Stanford Researchers Release AgentFlow: In the Flow Reinforcement RL For Modular, Tool Using AI Agents

TL;DR: AgentFlow is a trainable agent framework with four modules—Planner, Executor, Verifier, Generator—coordinated by an explicit memory and toolset. The planner is optimised The loop A new method of policy formulation is available.

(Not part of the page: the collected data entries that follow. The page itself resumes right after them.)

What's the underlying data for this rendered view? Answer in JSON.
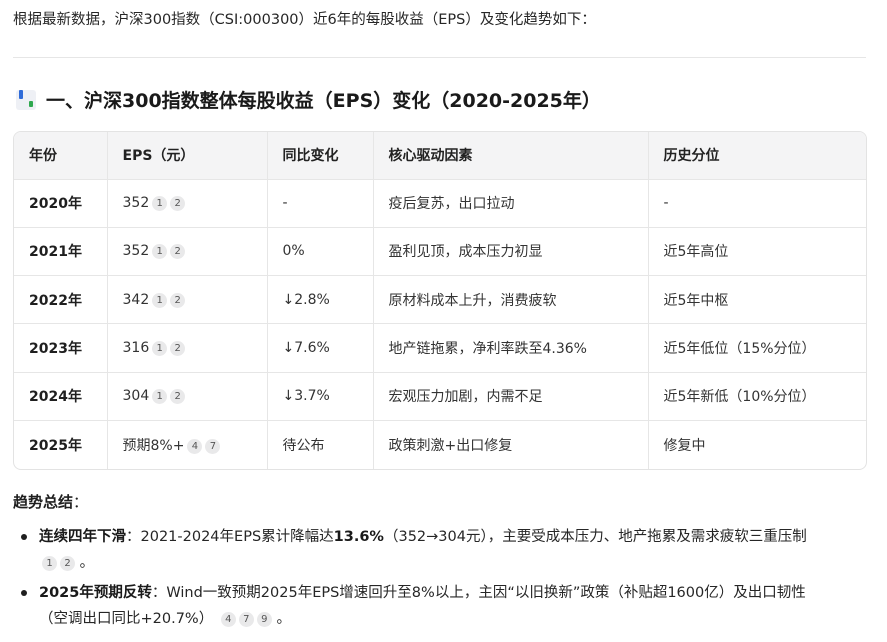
{
  "intro": "根据最新数据，沪深300指数（CSI:000300）近6年的每股收益（EPS）及变化趋势如下：",
  "section": {
    "title": "一、沪深300指数整体每股收益（EPS）变化（2020-2025年）",
    "icon": "bar-chart-icon"
  },
  "table": {
    "headers": [
      "年份",
      "EPS（元）",
      "同比变化",
      "核心驱动因素",
      "历史分位"
    ],
    "rows": [
      {
        "year": "2020年",
        "eps": "352",
        "cites": [
          "1",
          "2"
        ],
        "change": "-",
        "driver": "疫后复苏，出口拉动",
        "percentile": "-"
      },
      {
        "year": "2021年",
        "eps": "352",
        "cites": [
          "1",
          "2"
        ],
        "change": "0%",
        "driver": "盈利见顶，成本压力初显",
        "percentile": "近5年高位"
      },
      {
        "year": "2022年",
        "eps": "342",
        "cites": [
          "1",
          "2"
        ],
        "change": "↓2.8%",
        "driver": "原材料成本上升，消费疲软",
        "percentile": "近5年中枢"
      },
      {
        "year": "2023年",
        "eps": "316",
        "cites": [
          "1",
          "2"
        ],
        "change": "↓7.6%",
        "driver": "地产链拖累，净利率跌至4.36%",
        "percentile": "近5年低位（15%分位）"
      },
      {
        "year": "2024年",
        "eps": "304",
        "cites": [
          "1",
          "2"
        ],
        "change": "↓3.7%",
        "driver": "宏观压力加剧，内需不足",
        "percentile": "近5年新低（10%分位）"
      },
      {
        "year": "2025年",
        "eps": "预期8%+",
        "cites": [
          "4",
          "7"
        ],
        "change": "待公布",
        "driver": "政策刺激+出口修复",
        "percentile": "修复中"
      }
    ]
  },
  "summary": {
    "title": "趋势总结",
    "colon": "：",
    "items": [
      {
        "bold": "连续四年下滑",
        "text_before": "：2021-2024年EPS累计降幅达",
        "highlight": "13.6%",
        "text_after": "（352→304元），主要受成本压力、地产拖累及需求疲软三重压制",
        "cites": [
          "1",
          "2"
        ],
        "end": "。"
      },
      {
        "bold": "2025年预期反转",
        "text_before": "：Wind一致预期2025年EPS增速回升至8%以上，主因“以旧换新”政策（补贴超1600亿）及出口韧性",
        "text_line2": "（空调出口同比+20.7%）",
        "cites": [
          "4",
          "7",
          "9"
        ],
        "end": "。"
      }
    ]
  }
}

Flow-GRPOThe, which applies KL regularization with group-normalized benefits and broadcasts an outcome-level reward at every turn. On ten benchmarks a tuned 7B with Flow GRPO reported +14.9% for search (search), +14.0% for agency (agenttic), +14.5% for math (math), plus +4.1% in science (science).

What is AgentFlow?

AgentFlow formalizes tool-integrated multi-turn reasoning into a Markov Decision Process. The MDP is applied at each step. Plan The sub-goal is selected and the tool chosen, plus the context. Executor The tool is called the Verifier If you continue, the signal will indicate whether you should. Generator It emits a final answer at the end. An evolving, structured memory stores states, verification signals, and tool calls. This constrains context growth, while making the trajectories auditable. The planner can only be trained. Other modules may have fixed engines.

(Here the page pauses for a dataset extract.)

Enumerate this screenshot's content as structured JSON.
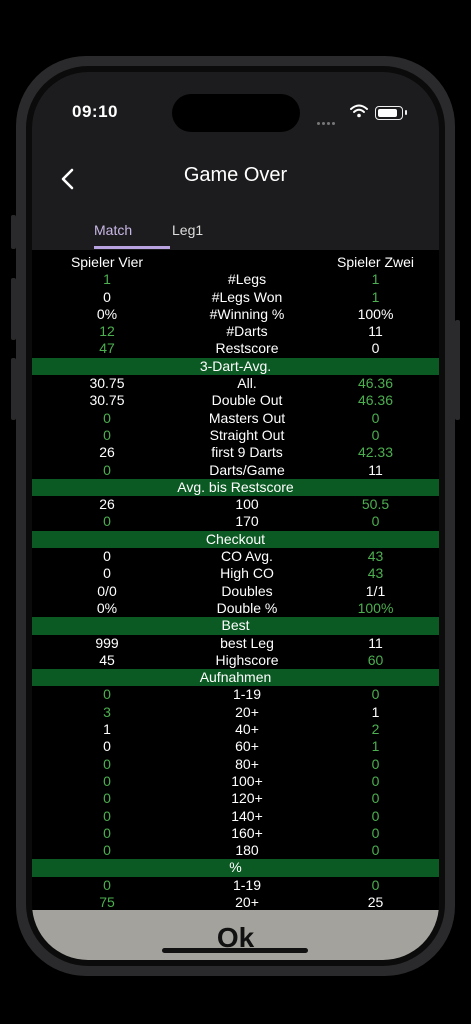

Public implementation is based on a modular kit (e.g. base_generator, python_coder, google_search, wikipedia_search, web_searchThe repository is MIT-licensed. This repository has an MIT license.

https://arxiv.org/pdf/2510.05592

Training Method: Flow-GRPO

The Flow-GRPO is a group-based policy optimization based on flow. Converts sparse reward, long-horizon optimization into tractable one-turn updates

Reward broadcast for final outcome: A single and verifiable signal of trajectory level (LLM as judge correctness) will be assigned. Every TurnAchieving global success requires aligning local and regional planning.
The clipped target at token level: To prevent drift, importance-weighted rates are calculated per token. A PPO clipping style and KL penalties to the reference policy is used.
Group-normalized advantages: Stabilizing updates through variance reduction in groups of policy rollouts.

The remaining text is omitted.